Friday, November 23, 2012

Sweet, Sweet Thanksgiving

    Granddaughter, Anna Rose, and Uncle Warner
Our dining room table was pushed to the brink, I think, when we gathered 20 adults, children and various animals around it for Thanksgiving dinner. It was a spectacular feast with a variety of appealing dishes that would have rated high marks even from the testy food critics at the New York Times.
by Charlie Leck
Though we led with a big, free-ranging and organic roast turkey at our Thanksgiving dinner yesterday, it was surrounded by so many wonderful accompanying dishes that even Mark Bittman of the New York Times would have approved. (See his column of 20 November 2012: All Hail the Sweet Potato.) Indeed, as Bittman promised, the sweet potatoes were delicious and surprising.
Bittman, a brilliant food blogger and an extraordinary cook, thinks that the turkey is generally a waste of time…
“At the hands of all but the most experienced, careful or lucky cooks, the more than 700 million pounds of turkey we’ll buy this week will wind up with breast meat that’s cottony-dry and leg meat that is underdone, tough, stringy or all three…
“It’s not entirely the turkey’s fault; when you think about it, few holidays are really culinary [1], and in general Thanksgiving is a celebratory feast that has little to do with the harvest or the brilliance of the food but rather family and memories and, usually, obligations.
The Thanksgiving Sweet Potato
And, he thinks the sweet potato is the savior of this holiday dinner so boldly headlined by the turkey (his column so deeply impressed me that I gave extra-careful attention to my sweet potato this year and I found it an absolutely wonderful and compelling experience)…
“If you bake a sweet potato properly – in its skin, with a few holes poked in it (they’ve been known to explode, in a messy but not dangerous sense) – you will get a combination of textures that no other food can offer, and with no added ingredients: sweet stickiness from the caramelizing liquid that oozes from the inside out; a little bit of crunchy chewiness, from the parts of the skin that this liquid helps brown; a soft, velvety yet slightly leathery skin, perfectly edible; and, of course, the meltingly tender, ultra-luxurious flesh, which can range from creamy white to familiar orange to deep red and even purple, and is perhaps best enjoyed with a sprinkle of salt.
“I’m not one to extol the nutritional benefits of one plant over another — we should be eating more of all of them, and less of tortured, chemically enhanced birds — but sweet potatoes are almost unfairly potent, especially when it comes to beta-carotene (happily, made more bio-available when eaten with a little fat), fiber and a host of micronutrients, including not only common ones but those whose benefits are still being explored. If that alone isn’t a reason to eat them, it’s a reason to consider eating them instead of a bag of pretzels when you’re craving starch, or a handful of cookies when you’re craving sweets.
“The sweet potato, of course, is not only fit for baking: it can be grated and stir-fried; sliced and steamed, sautéed, broiled or roasted; wrapped in foil and baked in a fire; fried or, even better, cut into “fries” and baked with a little oil until crisp (or included in tempura); made into soup, a pasta sauce, a filling for ravioli or pie; used as a thickener; dried and eaten as a snack; reheated and drizzled with olive oil; braised in curries or soy-based dishes or European-style stews. Turkey, actually, is not nearly as versatile.”
Well, I gave it up for Mr. Bittman and even tried to propose a toast to him, but it was immediately taken up as some sort of joke by the diners and they laughed the toast and me off before I could even commence. So instead I proposed some sort of delight in the year past and gave thanks for it and offered the hope that the coming year would be as successful and happy.
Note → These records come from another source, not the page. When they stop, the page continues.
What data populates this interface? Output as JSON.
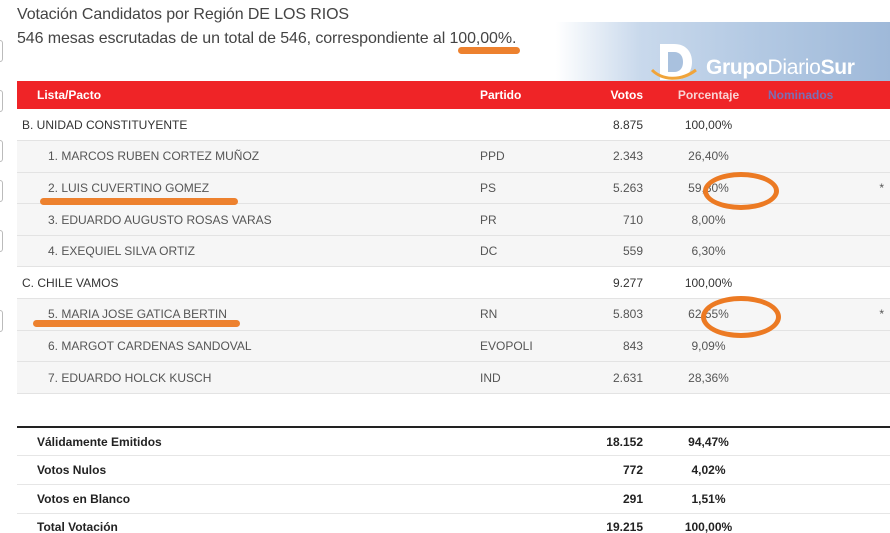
{
  "header": {
    "title": "Votación Candidatos por Región DE LOS RIOS",
    "subtitle": "546 mesas escrutadas de un total de 546, correspondiente al 100,00%."
  },
  "logo": {
    "mark": "D",
    "brand_bold": "Grupo",
    "brand_regular": "Diario",
    "brand_end": "Sur"
  },
  "table": {
    "columns": [
      "Lista/Pacto",
      "Partido",
      "Votos",
      "Porcentaje",
      "Nominados"
    ],
    "rows": [
      {
        "type": "pact",
        "name": "B. UNIDAD CONSTITUYENTE",
        "party": "",
        "votes": "8.875",
        "pct": "100,00%",
        "nom": ""
      },
      {
        "type": "cand",
        "name": "1. MARCOS RUBEN CORTEZ MUÑOZ",
        "party": "PPD",
        "votes": "2.343",
        "pct": "26,40%",
        "nom": ""
      },
      {
        "type": "cand",
        "name": "2. LUIS CUVERTINO GOMEZ",
        "party": "PS",
        "votes": "5.263",
        "pct": "59,30%",
        "nom": "*"
      },
      {
        "type": "cand",
        "name": "3. EDUARDO AUGUSTO ROSAS VARAS",
        "party": "PR",
        "votes": "710",
        "pct": "8,00%",
        "nom": ""
      },
      {
        "type": "cand",
        "name": "4. EXEQUIEL SILVA ORTIZ",
        "party": "DC",
        "votes": "559",
        "pct": "6,30%",
        "nom": ""
      },
      {
        "type": "pact",
        "name": "C. CHILE VAMOS",
        "party": "",
        "votes": "9.277",
        "pct": "100,00%",
        "nom": ""
      },
      {
        "type": "cand",
        "name": "5. MARIA JOSE GATICA BERTIN",
        "party": "RN",
        "votes": "5.803",
        "pct": "62,55%",
        "nom": "*"
      },
      {
        "type": "cand",
        "name": "6. MARGOT CARDENAS SANDOVAL",
        "party": "EVOPOLI",
        "votes": "843",
        "pct": "9,09%",
        "nom": ""
      },
      {
        "type": "cand",
        "name": "7. EDUARDO HOLCK KUSCH",
        "party": "IND",
        "votes": "2.631",
        "pct": "28,36%",
        "nom": ""
      }
    ]
  },
  "summary": [
    {
      "label": "Válidamente Emitidos",
      "votes": "18.152",
      "pct": "94,47%"
    },
    {
      "label": "Votos Nulos",
      "votes": "772",
      "pct": "4,02%"
    },
    {
      "label": "Votos en Blanco",
      "votes": "291",
      "pct": "1,51%"
    },
    {
      "label": "Total Votación",
      "votes": "19.215",
      "pct": "100,00%"
    }
  ],
  "colors": {
    "header_red": "#ef2427",
    "highlight_orange": "#ec7a23",
    "logo_blue": "#9fb9d9"
  }
}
    The glorious sweet potato!
But I kept giving eye to a remarkable standing rib roast that my NYC daughter had spent a great deal of time preparing on Thanksgiving morning and presented at just the exactly right moment when the Thanksgiving dinner commenced. It had been roasted at a very high temperature for a very short time and then allowed to come to perfection in a closed but tightly sealed oven for the next two hours or so. She had also rubbed it affectionately and thoroughly in a concoction she had invented that morning right in our own kitchen from ingredients she stumbled upon in the pantry.
So, with the help of some remarkable wine recommended by my favorite wine seller up in town, the sweet potatoes and the boufe magnifique were my personal winners at the table yesterday; but, perhaps, they had been aided by the wondrous beet salad and the carefully constructed green lettuce salad that joined them on our table. Bittman, as he usually is, was correct about the turkey. It is a necessary part of the Thanksgiving dinner, but, my, it is certainly not to be considered the star of the table’s list of players.
Follow it all with more wine and the taste sensations drawn from the Apple Crisp and the Pumpkin Pie and you know that Thanksgiving has again been more than simply wonderful.
One wonders, however, how any Thanksgiving dinner, surrounded by such happiness and love could ever be anything other than wonderful!